The company said the cuts came as it continued to work with its funding partners and with Treasury in refocusing the company on its core coal mining business and divesting non-core assets and activities.
"The company has entered into consultation with staff on a change proposal which would see roles based in or reporting into its Christchurch office, cut by just under half from 234 (139 roles in Christchurch and 95 at regional sites) to 129 roles (87 and 42 respectively) resulting in a net loss of 105 roles (52 in Christchurch and 53 at regional sites).''
Solid Energy chairman Mark Ford said that company's funding partners and Treasury were undertaking a wide-ranging review of all parts of the business with a view to confirming the best strategy and structure for the company's long-term future which would see the company focus on its core coal mining capability.
The company expected to confirm the company's business model and strategy by the end of June.
"Staff in the company, particularly those who work or report into Christchurch, have had many months of uncertainty and we know that continues to be really difficult for them. We've made the decision to move on this change proposal now so that we can start to give these staff some clarity about their future,'' Mr Ford said.
"The proposal for a new corporate office structure is designed to support a refocused coal mining business which is appropriate for a coal company with our turnover, is consistent with others of a similar size in our sector and which is affordable for the business.
Some activities and operations had already been cut and the company was divesting other parts of the business, as well as surplus assets, including the Nature's Flame wood pellet business which would go on the market shortly.
"While the underground coal gasification and lignite conversion still have potential, Solid Energy is no longer in a position to be the lead sponsor of major capital projects and we are looking to transition and divest these projects to entities which have the capital, experience and appetite to progress them. The company's financial situation also means that it is unlikely that we will be able to undertake any significant new coal development projects,'' Mr Ford said.
The company is now consulting on the proposal with potentially affected staff and expects to confirm the final structure for corporate staff based in and reporting to the Christchurch office by late May.

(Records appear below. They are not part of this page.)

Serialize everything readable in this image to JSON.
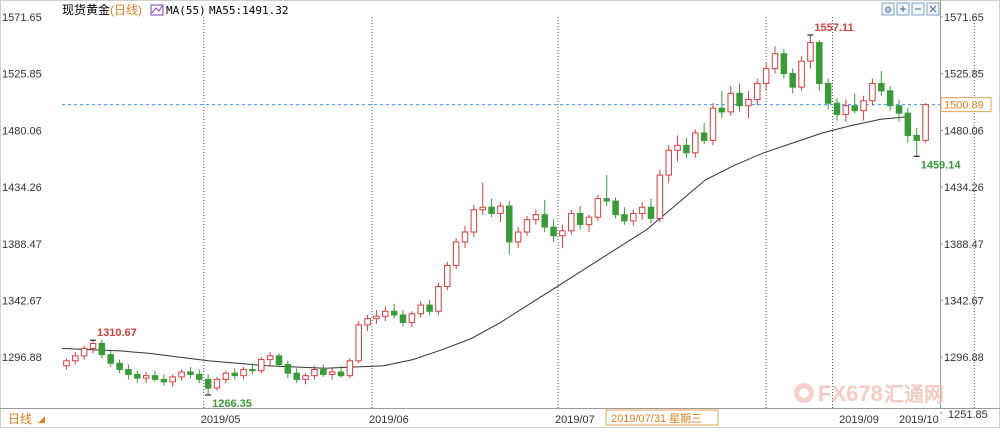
{
  "header": {
    "instrument": "现货黄金",
    "period": "(日线)",
    "ma_label": "MA(55)",
    "ma_value": "MA55:1491.32"
  },
  "toolbar": {
    "icons": [
      "settings-icon",
      "zoom-in-icon",
      "zoom-out-icon",
      "close-icon"
    ]
  },
  "footer": {
    "period_tab": "日线",
    "cursor_date": "2019/07/31 星期三"
  },
  "watermark": {
    "brand": "FX678",
    "cn": "汇通网"
  },
  "colors": {
    "up": "#d24040",
    "down": "#3a9a3a",
    "ma": "#333333",
    "grid": "#555555",
    "price_line": "#3399ff",
    "price_tag_border": "#e8a050",
    "axis_text": "#333333"
  },
  "chart_data": {
    "type": "candlestick",
    "title": "现货黄金(日线)",
    "y_ticks": [
      "1571.65",
      "1525.85",
      "1480.06",
      "1434.26",
      "1388.47",
      "1342.67",
      "1296.88",
      "1251.85"
    ],
    "ylim": [
      1251.85,
      1571.65
    ],
    "x_labels": [
      "2019/05",
      "2019/06",
      "2019/07",
      "2019/09",
      "2019/10"
    ],
    "current_price": "1500.89",
    "annotations": {
      "high_1": "1310.67",
      "low_1": "1266.35",
      "high_2": "1557.11",
      "low_2": "1459.14"
    },
    "ma_period": 55,
    "ma_current": 1491.32,
    "ma_series": [
      1304,
      1303,
      1302,
      1300,
      1297,
      1294,
      1292,
      1290,
      1289,
      1288,
      1289,
      1290,
      1295,
      1303,
      1312,
      1325,
      1340,
      1355,
      1370,
      1385,
      1400,
      1420,
      1440,
      1452,
      1462,
      1470,
      1478,
      1484,
      1489,
      1491.32
    ],
    "candles": [
      [
        1290,
        1296,
        1287,
        1294
      ],
      [
        1294,
        1301,
        1291,
        1298
      ],
      [
        1298,
        1306,
        1295,
        1304
      ],
      [
        1304,
        1310.67,
        1300,
        1308
      ],
      [
        1308,
        1311,
        1296,
        1299
      ],
      [
        1299,
        1302,
        1289,
        1292
      ],
      [
        1292,
        1295,
        1284,
        1287
      ],
      [
        1287,
        1291,
        1279,
        1283
      ],
      [
        1283,
        1286,
        1276,
        1280
      ],
      [
        1280,
        1285,
        1276,
        1282
      ],
      [
        1282,
        1286,
        1277,
        1279
      ],
      [
        1279,
        1283,
        1274,
        1277
      ],
      [
        1277,
        1283,
        1273,
        1281
      ],
      [
        1281,
        1287,
        1278,
        1285
      ],
      [
        1285,
        1289,
        1280,
        1283
      ],
      [
        1283,
        1287,
        1276,
        1279
      ],
      [
        1279,
        1283,
        1266.35,
        1272
      ],
      [
        1272,
        1281,
        1270,
        1279
      ],
      [
        1279,
        1286,
        1276,
        1284
      ],
      [
        1284,
        1288,
        1279,
        1282
      ],
      [
        1282,
        1289,
        1279,
        1287
      ],
      [
        1287,
        1292,
        1283,
        1286
      ],
      [
        1286,
        1297,
        1284,
        1295
      ],
      [
        1295,
        1301,
        1290,
        1298
      ],
      [
        1298,
        1300,
        1289,
        1291
      ],
      [
        1291,
        1294,
        1280,
        1284
      ],
      [
        1284,
        1288,
        1276,
        1279
      ],
      [
        1279,
        1284,
        1275,
        1282
      ],
      [
        1282,
        1290,
        1279,
        1287
      ],
      [
        1287,
        1291,
        1281,
        1283
      ],
      [
        1283,
        1288,
        1279,
        1285
      ],
      [
        1285,
        1290,
        1280,
        1282
      ],
      [
        1282,
        1296,
        1280,
        1294
      ],
      [
        1294,
        1326,
        1292,
        1323
      ],
      [
        1323,
        1331,
        1318,
        1328
      ],
      [
        1328,
        1335,
        1324,
        1330
      ],
      [
        1330,
        1338,
        1326,
        1334
      ],
      [
        1334,
        1340,
        1328,
        1331
      ],
      [
        1331,
        1335,
        1322,
        1325
      ],
      [
        1325,
        1334,
        1321,
        1332
      ],
      [
        1332,
        1342,
        1329,
        1339
      ],
      [
        1339,
        1343,
        1331,
        1334
      ],
      [
        1334,
        1357,
        1331,
        1354
      ],
      [
        1354,
        1374,
        1351,
        1371
      ],
      [
        1371,
        1393,
        1368,
        1390
      ],
      [
        1390,
        1403,
        1385,
        1398
      ],
      [
        1398,
        1420,
        1394,
        1416
      ],
      [
        1416,
        1438,
        1412,
        1418
      ],
      [
        1418,
        1425,
        1410,
        1413
      ],
      [
        1413,
        1422,
        1406,
        1419
      ],
      [
        1419,
        1423,
        1380,
        1390
      ],
      [
        1390,
        1402,
        1385,
        1398
      ],
      [
        1398,
        1411,
        1395,
        1408
      ],
      [
        1408,
        1416,
        1404,
        1412
      ],
      [
        1412,
        1424,
        1398,
        1402
      ],
      [
        1402,
        1408,
        1390,
        1395
      ],
      [
        1395,
        1404,
        1385,
        1399
      ],
      [
        1399,
        1416,
        1396,
        1413
      ],
      [
        1413,
        1419,
        1400,
        1404
      ],
      [
        1404,
        1412,
        1398,
        1410
      ],
      [
        1410,
        1428,
        1407,
        1425
      ],
      [
        1425,
        1444,
        1419,
        1423
      ],
      [
        1423,
        1426,
        1409,
        1412
      ],
      [
        1412,
        1418,
        1404,
        1407
      ],
      [
        1407,
        1416,
        1403,
        1413
      ],
      [
        1413,
        1422,
        1408,
        1418
      ],
      [
        1418,
        1425,
        1405,
        1409
      ],
      [
        1409,
        1448,
        1406,
        1444
      ],
      [
        1444,
        1468,
        1438,
        1464
      ],
      [
        1464,
        1476,
        1455,
        1468
      ],
      [
        1468,
        1474,
        1458,
        1462
      ],
      [
        1462,
        1481,
        1458,
        1478
      ],
      [
        1478,
        1486,
        1469,
        1472
      ],
      [
        1472,
        1502,
        1468,
        1498
      ],
      [
        1498,
        1512,
        1490,
        1495
      ],
      [
        1495,
        1516,
        1492,
        1510
      ],
      [
        1510,
        1518,
        1495,
        1500
      ],
      [
        1500,
        1512,
        1490,
        1505
      ],
      [
        1505,
        1522,
        1500,
        1518
      ],
      [
        1518,
        1535,
        1512,
        1530
      ],
      [
        1530,
        1548,
        1526,
        1542
      ],
      [
        1542,
        1546,
        1522,
        1526
      ],
      [
        1526,
        1530,
        1510,
        1515
      ],
      [
        1515,
        1540,
        1512,
        1536
      ],
      [
        1536,
        1557.11,
        1530,
        1551
      ],
      [
        1551,
        1553,
        1512,
        1518
      ],
      [
        1518,
        1522,
        1497,
        1502
      ],
      [
        1502,
        1506,
        1488,
        1493
      ],
      [
        1493,
        1505,
        1487,
        1500
      ],
      [
        1500,
        1510,
        1494,
        1496
      ],
      [
        1496,
        1508,
        1488,
        1504
      ],
      [
        1504,
        1522,
        1500,
        1518
      ],
      [
        1518,
        1528,
        1508,
        1512
      ],
      [
        1512,
        1516,
        1496,
        1500
      ],
      [
        1500,
        1505,
        1487,
        1494
      ],
      [
        1494,
        1498,
        1470,
        1476
      ],
      [
        1476,
        1482,
        1459.14,
        1472
      ],
      [
        1472,
        1502,
        1470,
        1500.89
      ]
    ]
  }
}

West Coast-Tasman MP Damien O'Connor said he was sympathetic with the loss of jobs in Christchurch but the remaining corporate staff should now be moved back to the Coast, which still accounted for the bulk of Solid Energy's business.
"It's very unfortunate but there have been a lot more than that laid off in the West Coast community.''
Earlier today, Finance Minister Bill English questioned Solid Energy's viability and suggested the Government might not rescue the teetering company.
State-owned enterprises (SOE's) could not expect to be propped up, Mr English told Radio New Zealand.
Solid Energy, which has debts of around $400 million, was the SOE which most worried him.
"Their particular mix may not be viable. We have to look at whether they can be restructured or whether, in the long run, there's a viable proposition there.''
Labour's SOE spokesman Clayton Cosgrove told Morning Report it was "bizarre'' for the Government to run Solid Energy into the ground through lack of oversight and negligence.
"The question now, is whether the Government will reverse its position because Mr English has previously said he would not allow it to go into receivership and, through their own negligence, let it go down the gurgler. That means more taxpayer money, more job losses.''
Mr Cosgrove said Mr English's comments were the first suggestion the Government might allow Solid Energy to tip over.
The Government was supposed to work as the shareholder with the board to ensure state-owned assets stayed viable, he said.
The West Coast is already reeling from Solid Energy cuts.
Stockton mine has lost more than 250 workers since the company hit dire straits last year. The News is seeking the latest workforce figures.
Solid Energy also axed 225 jobs at Spring Creek near Greymouth.
Another 63 jobs went at Huntly East, in the North Island, last year.
Solid Energy's former chief executive Don Elder resigned in February but remains on the payroll while he works out his notice.
Solid Energy's woes, and appeals against Bathurst Resources proposed Denniston Escarpment Mine, have prompted the establishment of a new lobby group in Buller.
Environment West Coast aims to promote and stimulate economic growth, initially by making the case for coal mining.